Everyone seemed to be flying and I was feeling a bit nervous about getting back into the swing of the discipline. But, I did manage to get back on track with my schedule in Week Six – 100 minutes at 9:15 -10:15 pace was required. I decided to do my favourite long run route.
Last time I did this route it took me 106 minutes and clocked up at 9.35 miles. This time I did the same route but didn't cut any of the corners so it was a bit further at 9.74 miles and I did it in 98:55, cutting my time by just over seven minutes for a slightly longer distance!
Steve says: Tracy began with her hardest session yet – 3x2K, where she was asked to attempt close to 9-minute miles when all her speedwork over the first month had been nearer 10-minute miles. However problems with calculating pace and adapting it to metres meant she ran the first rep far too quickly and then to compensate did the second rep too slowly.
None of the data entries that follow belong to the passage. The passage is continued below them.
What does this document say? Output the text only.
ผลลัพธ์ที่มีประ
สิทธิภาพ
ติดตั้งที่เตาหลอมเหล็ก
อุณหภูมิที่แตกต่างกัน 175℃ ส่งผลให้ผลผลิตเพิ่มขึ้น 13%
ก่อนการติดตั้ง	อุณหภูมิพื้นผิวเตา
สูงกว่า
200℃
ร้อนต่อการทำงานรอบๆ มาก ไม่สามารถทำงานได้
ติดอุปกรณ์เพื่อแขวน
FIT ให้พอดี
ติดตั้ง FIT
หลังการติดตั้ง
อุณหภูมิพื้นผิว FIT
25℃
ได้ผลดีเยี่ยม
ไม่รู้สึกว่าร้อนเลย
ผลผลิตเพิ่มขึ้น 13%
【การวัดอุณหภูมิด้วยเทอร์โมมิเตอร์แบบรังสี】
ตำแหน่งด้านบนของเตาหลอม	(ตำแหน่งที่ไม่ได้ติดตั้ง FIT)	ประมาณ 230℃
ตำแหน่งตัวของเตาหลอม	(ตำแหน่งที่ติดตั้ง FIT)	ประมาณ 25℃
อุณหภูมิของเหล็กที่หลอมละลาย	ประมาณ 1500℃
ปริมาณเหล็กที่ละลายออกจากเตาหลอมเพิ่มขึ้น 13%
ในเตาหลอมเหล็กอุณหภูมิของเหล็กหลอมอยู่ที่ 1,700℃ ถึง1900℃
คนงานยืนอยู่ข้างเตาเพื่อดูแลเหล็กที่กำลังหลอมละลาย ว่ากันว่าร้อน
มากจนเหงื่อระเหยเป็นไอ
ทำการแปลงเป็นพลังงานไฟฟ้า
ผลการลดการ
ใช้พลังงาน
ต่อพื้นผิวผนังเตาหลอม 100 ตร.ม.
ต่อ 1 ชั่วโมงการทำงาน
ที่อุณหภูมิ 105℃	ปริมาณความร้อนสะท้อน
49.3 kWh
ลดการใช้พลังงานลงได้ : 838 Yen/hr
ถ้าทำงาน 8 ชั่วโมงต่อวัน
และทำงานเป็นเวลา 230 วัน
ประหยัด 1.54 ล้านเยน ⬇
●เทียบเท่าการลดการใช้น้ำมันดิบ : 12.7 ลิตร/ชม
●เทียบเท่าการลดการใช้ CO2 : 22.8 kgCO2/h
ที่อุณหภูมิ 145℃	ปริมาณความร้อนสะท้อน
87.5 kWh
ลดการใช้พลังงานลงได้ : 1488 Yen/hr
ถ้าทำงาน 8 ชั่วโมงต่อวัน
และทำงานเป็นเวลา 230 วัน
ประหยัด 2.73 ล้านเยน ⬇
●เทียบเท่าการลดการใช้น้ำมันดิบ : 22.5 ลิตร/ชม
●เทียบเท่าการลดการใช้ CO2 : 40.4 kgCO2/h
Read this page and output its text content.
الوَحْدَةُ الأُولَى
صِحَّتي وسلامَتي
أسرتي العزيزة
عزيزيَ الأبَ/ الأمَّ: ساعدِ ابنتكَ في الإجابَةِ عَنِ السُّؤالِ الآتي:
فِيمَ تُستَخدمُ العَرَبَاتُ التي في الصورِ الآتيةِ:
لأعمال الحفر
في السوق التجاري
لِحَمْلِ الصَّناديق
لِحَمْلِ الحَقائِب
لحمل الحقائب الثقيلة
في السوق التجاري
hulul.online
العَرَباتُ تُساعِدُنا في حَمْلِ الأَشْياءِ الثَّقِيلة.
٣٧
The third one was very nearly at the required pace though, which gives her the confidence to know that she can manage a quicker pace, if she paces it correctly.
Tracy then went on holiday, and while some runners use their holiday to do much more training than usual, Tracy preferred to recharge her batteries and in the time away only did one 30-minute and one hour run, neither of which she particularly enjoyed.
While not greatly prepared she ended the fortnight on a high with a very good long run on the Sunday. She didn’t feel good, but covered close on 10 miles, and ran seven minutes quicker than when she ran a similar route (and went slightly longer this time) - showing how much she has improved.
Overall it wasn’t her best fortnight’s training, but it is clear she is well ahead of target. The only cautionary note is she is having a problem with her ITB band, which needs to be resolved as she embarks on the most crucial few weeks of the schedule.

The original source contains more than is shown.